20 Ağu
Bizede başka bir devlet tarafından bağışlanan paralarla depremzedeler için yapılan konutlara bürokratlar taşınmaya başlamış.
Anlayacağınız o ki bir bürokrat, depremzededen daha değerli bu ülkede.
Ve tabi ki ihtiyaçlarıda daha büyük bu gariban bürokratların.
Utanın diye bağırıyor insanlar, o evlere taşınanlara.
Aslında yanlış yere duyuruyorlar seslerini.
Kendisine verileni haksız olduğu için ret eden biri var mıdır?

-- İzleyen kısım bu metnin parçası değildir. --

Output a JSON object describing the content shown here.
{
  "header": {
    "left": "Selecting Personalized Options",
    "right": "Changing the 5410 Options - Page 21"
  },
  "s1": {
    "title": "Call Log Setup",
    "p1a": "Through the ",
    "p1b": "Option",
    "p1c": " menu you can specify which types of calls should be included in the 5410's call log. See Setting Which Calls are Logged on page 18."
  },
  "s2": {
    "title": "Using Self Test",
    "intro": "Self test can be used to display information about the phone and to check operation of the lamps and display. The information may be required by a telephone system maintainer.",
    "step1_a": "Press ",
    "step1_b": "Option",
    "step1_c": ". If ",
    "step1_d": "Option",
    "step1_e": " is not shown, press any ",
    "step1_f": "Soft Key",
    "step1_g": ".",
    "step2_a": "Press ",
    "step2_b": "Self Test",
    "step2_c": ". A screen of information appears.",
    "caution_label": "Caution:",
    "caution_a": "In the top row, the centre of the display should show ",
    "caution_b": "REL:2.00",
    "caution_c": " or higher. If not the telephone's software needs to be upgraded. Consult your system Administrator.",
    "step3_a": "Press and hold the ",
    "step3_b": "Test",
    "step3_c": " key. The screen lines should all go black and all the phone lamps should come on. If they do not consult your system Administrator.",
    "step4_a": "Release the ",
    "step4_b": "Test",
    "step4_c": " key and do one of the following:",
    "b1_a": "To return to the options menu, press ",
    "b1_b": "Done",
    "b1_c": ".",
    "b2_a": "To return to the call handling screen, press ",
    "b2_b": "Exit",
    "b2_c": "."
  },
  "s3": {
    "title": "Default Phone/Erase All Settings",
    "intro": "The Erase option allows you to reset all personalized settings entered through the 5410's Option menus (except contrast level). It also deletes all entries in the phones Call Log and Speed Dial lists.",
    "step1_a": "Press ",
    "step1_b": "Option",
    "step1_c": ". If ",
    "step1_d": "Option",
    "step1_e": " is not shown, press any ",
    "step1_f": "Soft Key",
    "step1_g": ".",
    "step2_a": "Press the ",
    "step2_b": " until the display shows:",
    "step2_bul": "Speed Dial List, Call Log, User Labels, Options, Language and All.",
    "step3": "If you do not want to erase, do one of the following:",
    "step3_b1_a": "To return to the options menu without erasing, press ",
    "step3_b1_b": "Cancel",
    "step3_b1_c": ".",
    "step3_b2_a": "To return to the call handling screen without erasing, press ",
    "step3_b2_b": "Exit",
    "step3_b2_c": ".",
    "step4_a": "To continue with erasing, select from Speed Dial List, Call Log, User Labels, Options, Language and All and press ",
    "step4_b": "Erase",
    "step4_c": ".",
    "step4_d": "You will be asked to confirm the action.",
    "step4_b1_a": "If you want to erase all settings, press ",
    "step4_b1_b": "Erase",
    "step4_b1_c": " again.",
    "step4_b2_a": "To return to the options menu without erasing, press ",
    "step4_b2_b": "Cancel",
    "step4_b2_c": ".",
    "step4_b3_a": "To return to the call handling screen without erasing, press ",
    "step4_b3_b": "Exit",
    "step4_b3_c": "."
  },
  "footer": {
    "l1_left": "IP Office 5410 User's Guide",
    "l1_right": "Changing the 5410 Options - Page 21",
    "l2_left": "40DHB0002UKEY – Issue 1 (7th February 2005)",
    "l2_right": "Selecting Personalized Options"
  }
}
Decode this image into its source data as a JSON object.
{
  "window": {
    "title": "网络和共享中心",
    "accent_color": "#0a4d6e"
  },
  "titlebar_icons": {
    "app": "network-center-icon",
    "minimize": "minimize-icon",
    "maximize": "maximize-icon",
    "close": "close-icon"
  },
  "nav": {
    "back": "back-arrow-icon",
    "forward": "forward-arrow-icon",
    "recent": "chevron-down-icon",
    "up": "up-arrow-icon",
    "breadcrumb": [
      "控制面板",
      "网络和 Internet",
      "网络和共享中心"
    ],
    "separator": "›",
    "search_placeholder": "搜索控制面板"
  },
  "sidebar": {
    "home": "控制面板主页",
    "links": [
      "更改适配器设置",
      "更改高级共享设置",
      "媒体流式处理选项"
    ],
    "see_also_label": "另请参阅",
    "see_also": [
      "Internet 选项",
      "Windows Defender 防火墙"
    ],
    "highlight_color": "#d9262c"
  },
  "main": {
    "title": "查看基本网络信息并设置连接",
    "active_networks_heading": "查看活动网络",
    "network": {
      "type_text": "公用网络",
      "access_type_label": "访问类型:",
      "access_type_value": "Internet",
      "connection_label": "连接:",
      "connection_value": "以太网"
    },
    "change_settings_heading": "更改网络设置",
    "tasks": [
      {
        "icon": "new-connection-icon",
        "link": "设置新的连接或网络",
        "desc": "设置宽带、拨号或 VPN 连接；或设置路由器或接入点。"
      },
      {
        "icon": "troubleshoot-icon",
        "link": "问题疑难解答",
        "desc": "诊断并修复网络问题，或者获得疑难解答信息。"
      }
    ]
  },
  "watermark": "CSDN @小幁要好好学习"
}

Ya da siz hiç gördünüzmü bu maaş bana fazla, bu lojmanı haketmiyorum, bu makam arabası çok lüks diyen bir devlet görevlisi.
Tam aksine bencilliğin insanlığın önüne geçtiği bir sistemle yönetiliyoruz adına demokrasi diyorlar yerseniz tabi.
Tabi ki kaynayıp gidecek bu insanların tepkisi.
İlk önce açılımların, operasyonların ardında kalacak haber bültenlerinde, daha sonra haber değeri bile kalmayacak.
Çünkü bu ülkede herzaman olduğu gibi canı yananlar sadece ses çıkartacak, geri kalanlar hak verseler bile zor gelecek onlara, haliyle hak isteyenlerin sesi yükselmedikçede ezilip gidecek diğer gereksiz gürültü yapanların çıkardıkları boş teneke sesinin altında.
Ve bizimde kafamızda milyonlarca soru işareti kalacak, 10 yıldır çözüm bulunamayan bu sorunlara, ya yeni bir deprem eklenirse ne olacak.
Bugünün sessiz kalanlarının o zamanın mağduru olmayacağını kim garanti edecek.
*
AÇılım.
Açılım süreciyle ilgili bir kaç önerim olacak haddimce.
Kaç zamandır bekleyenler var terörist başının yol haritasını ama bir türlü gelemiyor.
Daha doğrusu haritayı alacak olanlar adaya gidemiyor.
O yüzden adaya 3G li bir telefon yollayabilirler, hatta tüm şehirlere büyük sinevizyonlar koyup malum kişinin haritasını canlı canlı izletebilirler bize.
Veya hava muhalefeti, teknik arıza gibi sebeplerle varılamayan adaya denizcilik işletmeleri vapurlar koysun saat başı; ne söyleyeceğini merak edenler gidip dinlerler var mı ötesi birinci ağızdan "apo masalları".
Bu arada avukatları haritayı açıklayacak otel arıyorlarmış heryerde ama bulamıyorlarmış.
O zaman bakanlarınbaşının kapısını çalsınlar, nasıl bu kadar büyüdüğünü anlayamadığımız yakın dostunun otellerinden birinde yapılır açıklamalar.
Haritanın açıklandığı gün tüm yurtta ve dünyada "barış ve demokrasi" bayramı ilan edilsin.
Hatta olur da 30 Ağustosa denk gelirse hiç önemli değil kalksın zafer bayramı zaten o güne dair kutlanacak birşey de kalmayacak yakında geri.